Dans le cas du coronavirus, la distanciation physique, la suspension des services publics et des transports, la quarantaine a pénalisé les groupes les plus faibles. « Vouloir confiner ces acteurs équivaut à les laisser mourir à petit feu. Ils n’ont pas d’autres alternatives pour survivre  » (La Diaria, 2020).

Dans des contextes marqués par la perte de revenus, l’insécurité alimentaire et l’insuffisance des moyens dégagés par les Etats pour subvenir aux besoins primaires de leurs populations, le fardeau des femmes s’est alourdi encore davantage ; les mesures d’isolement reportant sur elles la charge des responsabilités familiales et domestiques, en vertu des normes sociales dominantes.

Sans réponses immédiates et adéquates des gouvernements [6], la pandémie risque d’accroître la féminisation de la pauvreté, qui, à son tour, risque d’entraver la participation des femmes sur le marché du travail et de réduire leur accès aux ressources essentielles et aux services qui leur permettraient de s’en sortir. La difficulté est donc actuelle et pressante. Mais elle est aussi à plus long terme, car la reprise des activités économiques risque d’être plus lente et difficile pour les femmes.

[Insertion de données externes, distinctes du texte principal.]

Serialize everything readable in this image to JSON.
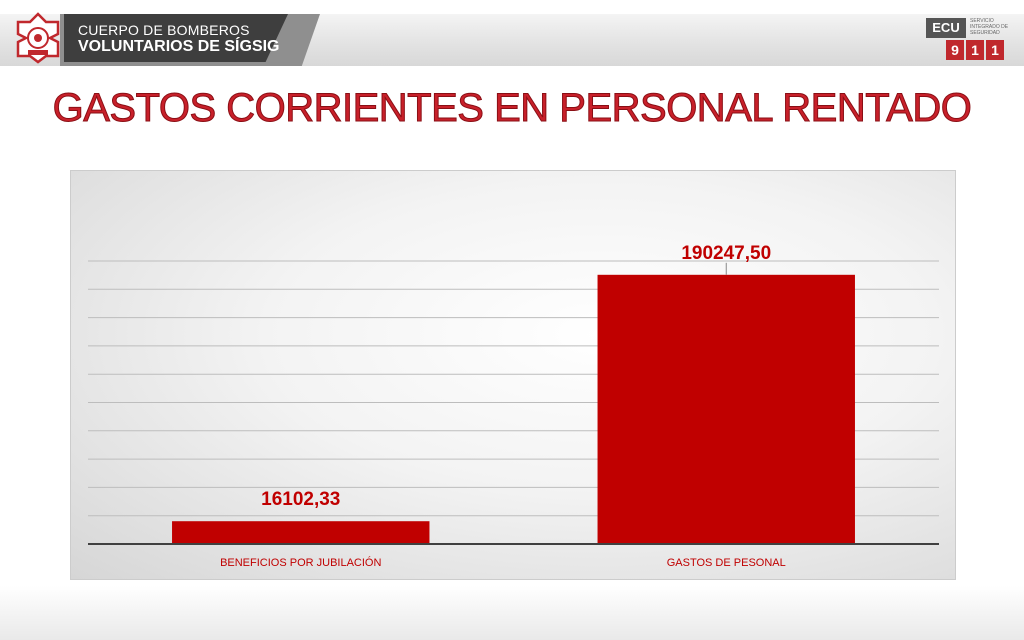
{
  "header": {
    "org_line1": "CUERPO DE BOMBEROS",
    "org_line2": "VOLUNTARIOS DE SÍGSIG",
    "ecu_logo": {
      "prefix": "ECU",
      "digits": [
        "9",
        "1",
        "1"
      ],
      "tagline": "SERVICIO INTEGRADO DE SEGURIDAD"
    }
  },
  "title": "GASTOS CORRIENTES EN PERSONAL RENTADO",
  "colors": {
    "bar": "#c00000",
    "title": "#c8202a",
    "label": "#c00000"
  },
  "chart_data": {
    "type": "bar",
    "title": "",
    "categories": [
      "BENEFICIOS POR JUBILACIÓN",
      "GASTOS DE PESONAL"
    ],
    "values": [
      16102.33,
      190247.5
    ],
    "data_labels": [
      "16102,33",
      "190247,50"
    ],
    "xlabel": "",
    "ylabel": "",
    "ylim": [
      0,
      200000
    ],
    "grid": true,
    "legend": "none"
  }
}
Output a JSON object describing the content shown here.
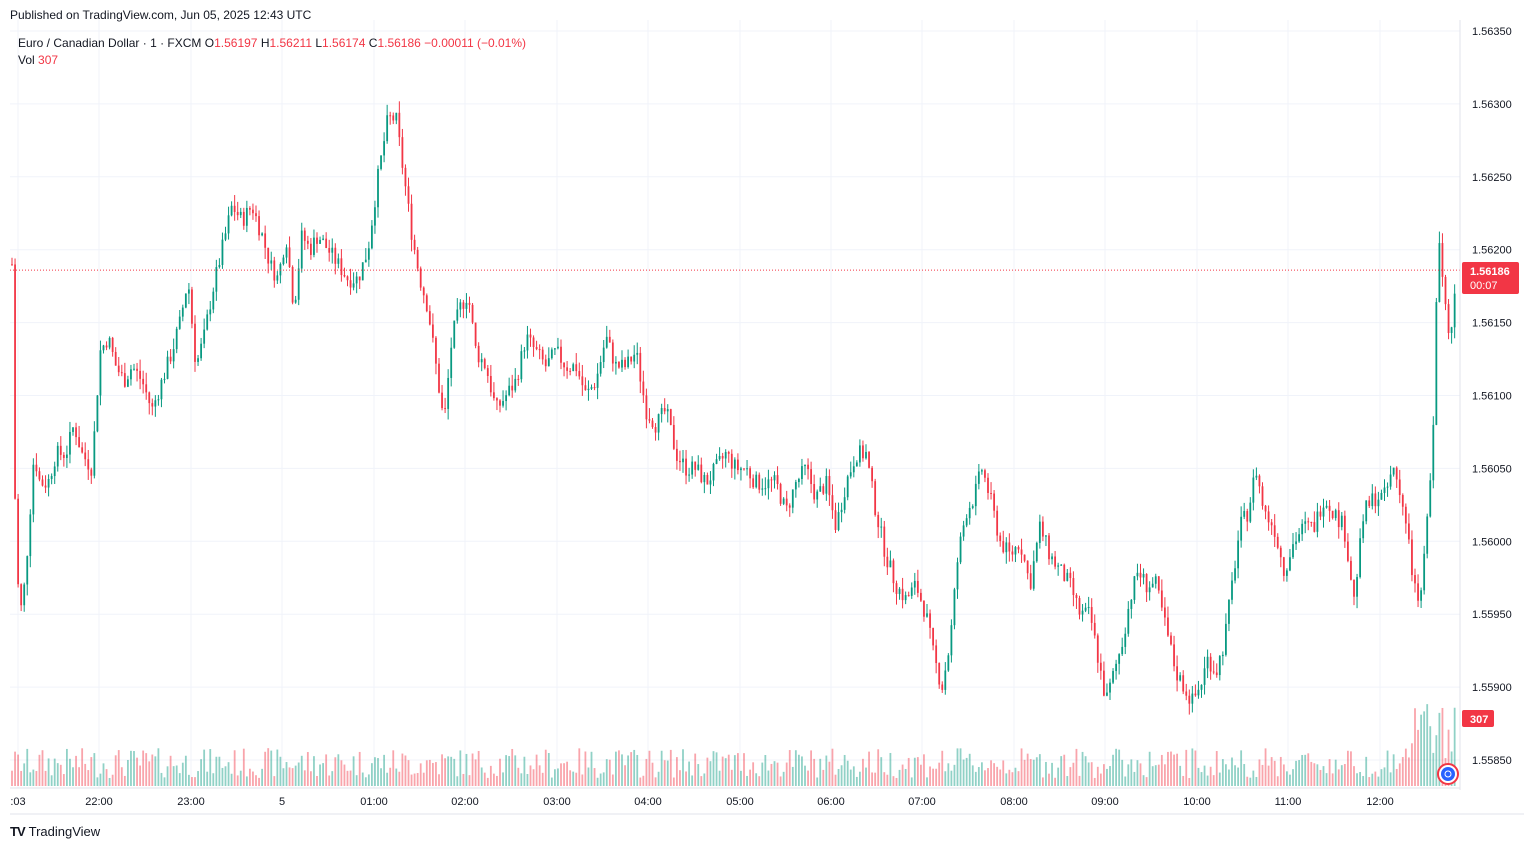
{
  "header": {
    "published": "Published on TradingView.com, Jun 05, 2025 12:43 UTC"
  },
  "legend": {
    "symbol": "Euro / Canadian Dollar · 1 · FXCM",
    "open_label": "O",
    "open": "1.56197",
    "high_label": "H",
    "high": "1.56211",
    "low_label": "L",
    "low": "1.56174",
    "close_label": "C",
    "close": "1.56186",
    "change": "−0.00011 (−0.01%)",
    "vol_label": "Vol",
    "vol": "307"
  },
  "price_tag": {
    "price": "1.56186",
    "countdown": "00:07"
  },
  "vol_tag": "307",
  "footer": {
    "logo_text": "TradingView",
    "logo_mark": "TV"
  },
  "colors": {
    "up": "#089981",
    "down": "#f23645",
    "grid": "#f0f3fa",
    "text": "#131722"
  },
  "chart_data": {
    "type": "candlestick",
    "ylim": [
      1.5583,
      1.5635
    ],
    "y_ticks": [
      "1.56350",
      "1.56300",
      "1.56250",
      "1.56200",
      "1.56150",
      "1.56100",
      "1.56050",
      "1.56000",
      "1.55950",
      "1.55900",
      "1.55850"
    ],
    "x_ticks": [
      ":03",
      "22:00",
      "23:00",
      "5",
      "01:00",
      "02:00",
      "03:00",
      "04:00",
      "05:00",
      "06:00",
      "07:00",
      "08:00",
      "09:00",
      "10:00",
      "11:00",
      "12:00"
    ],
    "last_price": 1.56186,
    "path": [
      [
        0,
        1.5619
      ],
      [
        4,
        1.5598
      ],
      [
        10,
        1.5595
      ],
      [
        16,
        1.56
      ],
      [
        22,
        1.5606
      ],
      [
        28,
        1.5604
      ],
      [
        36,
        1.5604
      ],
      [
        44,
        1.5606
      ],
      [
        54,
        1.5606
      ],
      [
        62,
        1.5608
      ],
      [
        70,
        1.5606
      ],
      [
        80,
        1.5605
      ],
      [
        88,
        1.5613
      ],
      [
        96,
        1.5614
      ],
      [
        104,
        1.5612
      ],
      [
        112,
        1.5611
      ],
      [
        120,
        1.5612
      ],
      [
        130,
        1.5611
      ],
      [
        140,
        1.5609
      ],
      [
        150,
        1.5611
      ],
      [
        160,
        1.5613
      ],
      [
        168,
        1.5615
      ],
      [
        176,
        1.5618
      ],
      [
        184,
        1.5612
      ],
      [
        192,
        1.5614
      ],
      [
        200,
        1.5617
      ],
      [
        210,
        1.562
      ],
      [
        220,
        1.5623
      ],
      [
        230,
        1.5622
      ],
      [
        240,
        1.5623
      ],
      [
        250,
        1.5621
      ],
      [
        258,
        1.5619
      ],
      [
        266,
        1.5618
      ],
      [
        274,
        1.5621
      ],
      [
        282,
        1.5616
      ],
      [
        290,
        1.5621
      ],
      [
        298,
        1.562
      ],
      [
        306,
        1.5621
      ],
      [
        316,
        1.562
      ],
      [
        326,
        1.5619
      ],
      [
        336,
        1.5618
      ],
      [
        346,
        1.5618
      ],
      [
        356,
        1.562
      ],
      [
        366,
        1.5625
      ],
      [
        376,
        1.5629
      ],
      [
        384,
        1.5629
      ],
      [
        392,
        1.5625
      ],
      [
        400,
        1.5621
      ],
      [
        408,
        1.5618
      ],
      [
        416,
        1.5616
      ],
      [
        424,
        1.5612
      ],
      [
        432,
        1.5608
      ],
      [
        440,
        1.5614
      ],
      [
        448,
        1.5616
      ],
      [
        456,
        1.5617
      ],
      [
        464,
        1.5613
      ],
      [
        474,
        1.5612
      ],
      [
        484,
        1.5609
      ],
      [
        494,
        1.561
      ],
      [
        504,
        1.5611
      ],
      [
        514,
        1.5614
      ],
      [
        524,
        1.5613
      ],
      [
        534,
        1.5612
      ],
      [
        544,
        1.5613
      ],
      [
        554,
        1.5612
      ],
      [
        564,
        1.5612
      ],
      [
        574,
        1.561
      ],
      [
        584,
        1.5611
      ],
      [
        594,
        1.5614
      ],
      [
        604,
        1.5612
      ],
      [
        614,
        1.5612
      ],
      [
        624,
        1.5613
      ],
      [
        634,
        1.5609
      ],
      [
        644,
        1.5608
      ],
      [
        654,
        1.5609
      ],
      [
        664,
        1.5606
      ],
      [
        674,
        1.5605
      ],
      [
        684,
        1.5605
      ],
      [
        694,
        1.5604
      ],
      [
        704,
        1.5605
      ],
      [
        714,
        1.5606
      ],
      [
        724,
        1.5605
      ],
      [
        734,
        1.5605
      ],
      [
        744,
        1.5604
      ],
      [
        754,
        1.5604
      ],
      [
        764,
        1.5604
      ],
      [
        774,
        1.5602
      ],
      [
        784,
        1.5604
      ],
      [
        794,
        1.5605
      ],
      [
        804,
        1.5603
      ],
      [
        814,
        1.5604
      ],
      [
        824,
        1.5601
      ],
      [
        834,
        1.5604
      ],
      [
        844,
        1.5606
      ],
      [
        854,
        1.5606
      ],
      [
        864,
        1.5602
      ],
      [
        874,
        1.5599
      ],
      [
        884,
        1.5597
      ],
      [
        894,
        1.5596
      ],
      [
        904,
        1.5597
      ],
      [
        914,
        1.5595
      ],
      [
        922,
        1.5592
      ],
      [
        930,
        1.559
      ],
      [
        938,
        1.5593
      ],
      [
        946,
        1.5599
      ],
      [
        954,
        1.5602
      ],
      [
        962,
        1.5603
      ],
      [
        970,
        1.5605
      ],
      [
        978,
        1.5603
      ],
      [
        988,
        1.56
      ],
      [
        998,
        1.5599
      ],
      [
        1008,
        1.56
      ],
      [
        1018,
        1.5597
      ],
      [
        1028,
        1.5601
      ],
      [
        1038,
        1.5599
      ],
      [
        1048,
        1.5598
      ],
      [
        1058,
        1.5597
      ],
      [
        1068,
        1.5595
      ],
      [
        1078,
        1.5595
      ],
      [
        1086,
        1.5592
      ],
      [
        1094,
        1.5589
      ],
      [
        1102,
        1.5591
      ],
      [
        1110,
        1.5593
      ],
      [
        1118,
        1.5596
      ],
      [
        1126,
        1.5598
      ],
      [
        1134,
        1.5597
      ],
      [
        1144,
        1.5597
      ],
      [
        1154,
        1.5594
      ],
      [
        1164,
        1.5591
      ],
      [
        1172,
        1.559
      ],
      [
        1180,
        1.5589
      ],
      [
        1188,
        1.559
      ],
      [
        1196,
        1.5592
      ],
      [
        1204,
        1.5591
      ],
      [
        1212,
        1.5593
      ],
      [
        1220,
        1.5597
      ],
      [
        1228,
        1.5601
      ],
      [
        1236,
        1.5602
      ],
      [
        1244,
        1.5605
      ],
      [
        1252,
        1.5602
      ],
      [
        1262,
        1.5601
      ],
      [
        1272,
        1.5598
      ],
      [
        1282,
        1.56
      ],
      [
        1292,
        1.5601
      ],
      [
        1302,
        1.5601
      ],
      [
        1312,
        1.5603
      ],
      [
        1322,
        1.5602
      ],
      [
        1332,
        1.5601
      ],
      [
        1342,
        1.5596
      ],
      [
        1352,
        1.5602
      ],
      [
        1362,
        1.5603
      ],
      [
        1372,
        1.5603
      ],
      [
        1382,
        1.5605
      ],
      [
        1392,
        1.5602
      ],
      [
        1400,
        1.5598
      ],
      [
        1408,
        1.5595
      ],
      [
        1414,
        1.5601
      ],
      [
        1420,
        1.5605
      ],
      [
        1426,
        1.5621
      ],
      [
        1432,
        1.5617
      ],
      [
        1438,
        1.5614
      ],
      [
        1444,
        1.56186
      ]
    ],
    "volume_max": 1.0
  }
}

Peu reconnues comme agentes économiques, les femmes sont insuffisamment protégées, financées et soutenues par les politiques publiques. La myriade de petites entreprises appartenant à des femmes sont, en outre, particulièrement « vulnérables aux chocs, car elles relèvent de manière disproportionnée du secteur informel et opèrent dans des secteurs moins rentables  » (Idem).

Sans une approche ciblée et une attention aux principales contraintes qui pèsent sur l’autonomisation (économique) des femmes et sans moyen pour accroître leur résilience face aux crises, la reprise économique sera tout sauf inclusive, et laissera sur le carreau un grand nombre d’entre elles.

Conclusion

Les travailleuses de la reproduction sociale ont joué un rôle crucial dans la crise, pour compenser le désinvestissement et les négligences accumulées de nombreux États. Reconnues et louées, exceptionnellement, ces dernières semaines, pour leurs responsabilités dans la préservation de la vie et des sociétés, l’enjeu colossal consiste à ce que cette reconnaissance ne soit pas temporaire, mais permanente. Et que la production de la vie l’emporte sur les exigences du profit.

Ces actrices essentielles ne veulent plus être considérées comme de simples instruments d’action, comme des bonnes à tout faire de l’État, dans le monde post-covid-19. Elles ont démontré qu’elles disposent d’un pouvoir social réel, qui pourrait faire tourner le monde au ralenti si elles se mettaient à l’arrêt. Cette prise de conscience peut être au fondement d’une action politique, ici et maintenant, qui aurait pour perspective une redistribution des pouvoirs afin de faire société autrement.